The Spring, Summer, Autumn, and Winter picture books were a refreshing change from the fun but monotonous rhymes of worded toddler books – especially when my little one would ask to hear them again and again and again. Each page depicts a scene that transports you to the joys of childhood – ice skating with grandma, evening summer picnics by a lake, collecting chestnuts in the fall, and painting Easter eggs. My children and I can gaze at each page of the picture books, either making up a story (for a slightly older child), identifying known objects (for the ‘learning to talk’ phase) or – mommy’s personal favorite – snuggling up to admiring the beauty of the images in peaceful silence.

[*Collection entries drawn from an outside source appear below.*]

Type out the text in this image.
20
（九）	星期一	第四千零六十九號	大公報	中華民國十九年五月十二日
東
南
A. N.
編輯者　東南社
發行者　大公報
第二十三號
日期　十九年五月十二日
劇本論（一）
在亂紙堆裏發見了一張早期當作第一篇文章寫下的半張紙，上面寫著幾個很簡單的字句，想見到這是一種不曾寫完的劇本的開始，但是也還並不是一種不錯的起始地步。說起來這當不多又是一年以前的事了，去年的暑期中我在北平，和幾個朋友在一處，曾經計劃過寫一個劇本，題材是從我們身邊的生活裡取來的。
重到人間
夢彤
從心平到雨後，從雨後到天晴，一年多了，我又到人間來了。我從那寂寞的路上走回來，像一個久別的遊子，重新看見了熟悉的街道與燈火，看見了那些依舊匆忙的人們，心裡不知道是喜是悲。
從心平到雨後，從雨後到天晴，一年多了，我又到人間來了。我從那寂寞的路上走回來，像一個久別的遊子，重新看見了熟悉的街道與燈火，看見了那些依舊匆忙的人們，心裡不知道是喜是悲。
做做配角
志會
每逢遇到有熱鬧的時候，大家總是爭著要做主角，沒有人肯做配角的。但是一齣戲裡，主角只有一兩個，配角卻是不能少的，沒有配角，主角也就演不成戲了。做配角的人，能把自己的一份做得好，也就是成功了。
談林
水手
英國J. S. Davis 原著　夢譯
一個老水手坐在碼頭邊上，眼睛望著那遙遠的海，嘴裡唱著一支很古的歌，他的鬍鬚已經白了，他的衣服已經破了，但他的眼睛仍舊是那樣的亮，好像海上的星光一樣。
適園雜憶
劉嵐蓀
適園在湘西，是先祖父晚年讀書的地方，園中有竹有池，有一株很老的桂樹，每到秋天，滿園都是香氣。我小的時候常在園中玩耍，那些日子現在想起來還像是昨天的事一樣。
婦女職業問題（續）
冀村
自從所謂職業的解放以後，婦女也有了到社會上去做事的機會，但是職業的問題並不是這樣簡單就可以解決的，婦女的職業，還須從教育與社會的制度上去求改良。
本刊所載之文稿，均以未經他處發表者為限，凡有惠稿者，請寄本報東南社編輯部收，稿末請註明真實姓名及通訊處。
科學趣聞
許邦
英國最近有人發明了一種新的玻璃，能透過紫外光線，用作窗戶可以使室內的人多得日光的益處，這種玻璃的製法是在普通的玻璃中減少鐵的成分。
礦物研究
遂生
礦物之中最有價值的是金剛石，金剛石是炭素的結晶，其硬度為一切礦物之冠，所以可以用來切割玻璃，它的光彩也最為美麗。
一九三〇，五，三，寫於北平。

Two Little Gardeners by Margaret Wise Brown
I love Golden Books – whether my originals saved from childhood, or wonderful replications that look like they’re been preserved in time since the 1970’s. My childhood favorites include Hush, Hush It’s Sleepytime and The Good Humor Man, but a recent discovery was this gem by Margaret Wise Brown, author of Goodnight Moon and Little Fur Family.
The Two Little Gardeners start by preparing the earth and planting the seeds and finish with cooking and canning and eating that looks like Real Food gone to heaven. The only thing missing are the garden chickens and a goat or a cow. My five year old and I aspire to be the Two Little Gardeners, and we never tire of reading this book.
Little House of the Prairie Series by Laura Ingalls Wilder
I can still hum the theme song to Little House on the Prairie which I watched religiously after General Hospital when I was in middle school. But as much as I enjoyed seeing the adventures of Laura Ingalls, the tv show had nothing on the books.
Wonderful to read aloud to younger children (skipping over an occasional scene or two) or for pre-teens to relish on their own, the Little House books are a childhood classic not to be missed. Filled with tales of our country’s early beginnings, you can also get a taste of was food what like for old-school homesteaders – where churning butter wasn’t a quaint novelty and white sugar cubes came in your Christmas stocking only on a bountiful year.
Snipp, Snapp, Snurr and the Buttered Bread by Maj Lindman
Mentioned in Nina Planck’s grown-up book, Real Food: What to Eat and Why, this book is from a series about three Swedish brothers and their adventures.
In Snipp, Snapp, Snurr and the Buttered Bread, the brothers go to ask their mother for a snack. She sends them fetch cream from Aunt Annie’s cow, and much to their dismay, the boys learn that Blossom must have green grass to eat in order to make good cream for butter. So they wait for the sun, for the grass, for the cream, for the churning and eventually get their buttered bread. This is a wonderful story of Real Food in the making – teaching children that our food does not simple come buy driving up to the mega-market, piling it into a cart, and swiping a plastic card. Real food, like most good things, comes to those who wait.